Every comment directed toward a defendant’s silence will not be cause for an automatic reversal. ... To reverse a conviction the evidence of the defendant’s election to remain silent must point directly at the substance of defendant’s defense or otherwise substantially prejudice the defendant in *250the eyes of the jury.
Decided May 25, 1989. John Thomas Chason, for appellant. Lewis R. Slaton, District Attorney, Carole E. Wall, Assistant District Attorney, Michael J. Bowers, Attorney General, Leonora Grant, for appellee.

Smith v. State, 244 Ga. 814, 815, 816 (262 SE2d 116) (1979).

3. Benham contends that it was error to allow a police officer to testify he had received information from a “concerned citizen,” and that he relayed the information to a second police officer. The substance of the information was not disclosed to the jury. Benham contends that because he was arrested by the second police officer after the receipt of the information, the jury could have concluded that his arrest was based upon such information. The second officer testified that prior to arresting Benham he had spoken with numerous witnesses, made a detailed examination of the crime scene, and interviewed Benham. Momon v. State, 249 Ga. 865 (294 SE2d 482) (1982), relied upon by Benham, is inapplicable. There was no error.

4. Benham contends that the trial court erred in refusing to excuse two prospective jurors who were challenged for cause. From the record, it is obvious that neither was anxious to serve. One was the victim of a recent crime, and the other was an accountant who was laboring under pressing responsibilities. After hearing their concerns, the trial court ruled that each was qualified to serve. There was no error. Robinson v. State, 180 Ga. App. 248, 249 (348 SE2d 761) (1986).

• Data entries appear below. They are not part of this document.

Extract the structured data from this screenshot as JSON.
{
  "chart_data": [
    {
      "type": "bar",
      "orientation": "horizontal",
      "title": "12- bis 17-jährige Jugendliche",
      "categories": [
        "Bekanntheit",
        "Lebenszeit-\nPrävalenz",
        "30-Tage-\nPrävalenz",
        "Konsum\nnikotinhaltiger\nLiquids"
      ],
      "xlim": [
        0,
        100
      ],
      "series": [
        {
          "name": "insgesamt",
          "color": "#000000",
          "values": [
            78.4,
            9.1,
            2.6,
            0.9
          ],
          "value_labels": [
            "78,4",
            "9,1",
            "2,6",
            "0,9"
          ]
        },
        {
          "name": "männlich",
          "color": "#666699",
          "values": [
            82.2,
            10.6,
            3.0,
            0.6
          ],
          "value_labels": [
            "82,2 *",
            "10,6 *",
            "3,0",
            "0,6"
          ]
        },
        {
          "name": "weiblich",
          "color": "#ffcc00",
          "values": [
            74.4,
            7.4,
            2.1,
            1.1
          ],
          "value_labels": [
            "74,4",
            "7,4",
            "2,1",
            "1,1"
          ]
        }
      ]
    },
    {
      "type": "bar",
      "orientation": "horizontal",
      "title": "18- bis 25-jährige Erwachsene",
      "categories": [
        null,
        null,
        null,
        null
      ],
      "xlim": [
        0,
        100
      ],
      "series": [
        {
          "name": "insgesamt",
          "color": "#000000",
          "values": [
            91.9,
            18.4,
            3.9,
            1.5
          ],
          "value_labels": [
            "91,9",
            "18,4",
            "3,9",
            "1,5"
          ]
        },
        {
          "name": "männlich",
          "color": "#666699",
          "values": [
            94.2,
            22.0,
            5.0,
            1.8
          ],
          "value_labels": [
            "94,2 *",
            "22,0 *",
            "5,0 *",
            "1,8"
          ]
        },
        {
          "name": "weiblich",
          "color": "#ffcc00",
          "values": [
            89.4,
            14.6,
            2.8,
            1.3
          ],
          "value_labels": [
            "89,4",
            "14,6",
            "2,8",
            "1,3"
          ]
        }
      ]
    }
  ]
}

5. The jury verdict found Benham guilty of felony murder, and recited that the underlying felonies were armed robbery and burglary. Hence, the discrete convictions for armed robbery and burglary must be set aside, as merged with the felony murder conviction. Sanborn v. State, 251 Ga. 169, 170 (304 SE2d 377) (1983).

Judgment affirmed in part and reversed in part.

All the Justices concur.

The crimes were committed on August 9,1985, and Benham was indicted on December 13, 1985. Benham was found guilty by a jury and was sentenced on September 26, 1986. His motion for new trial was filed on October 20, 1986, and was amended on September 2, 1988. The amended motion for new trial was denied on September 13, 1988. Benham’s notice of appeal was filed on October 11, 1988. This appeal was docketed in this court on November 2, 1988, and was argued before this court on January 12, 1989.

The victim was stabbed to death in her ransacked home. Her money had been taken. Following the murder, the sole of Benham’s athletic shoe was found to be embedded with blood consistent with the victim’s blood. This shoe sole matched an imprint on an article of the victim’s clothing found at the murder scene. Benham, who was chronically without funds, had money the day following the murder. He purchased six new pairs of athletic shoes. He confided to a witness, after the killing, that he suddenly had “come into” some money.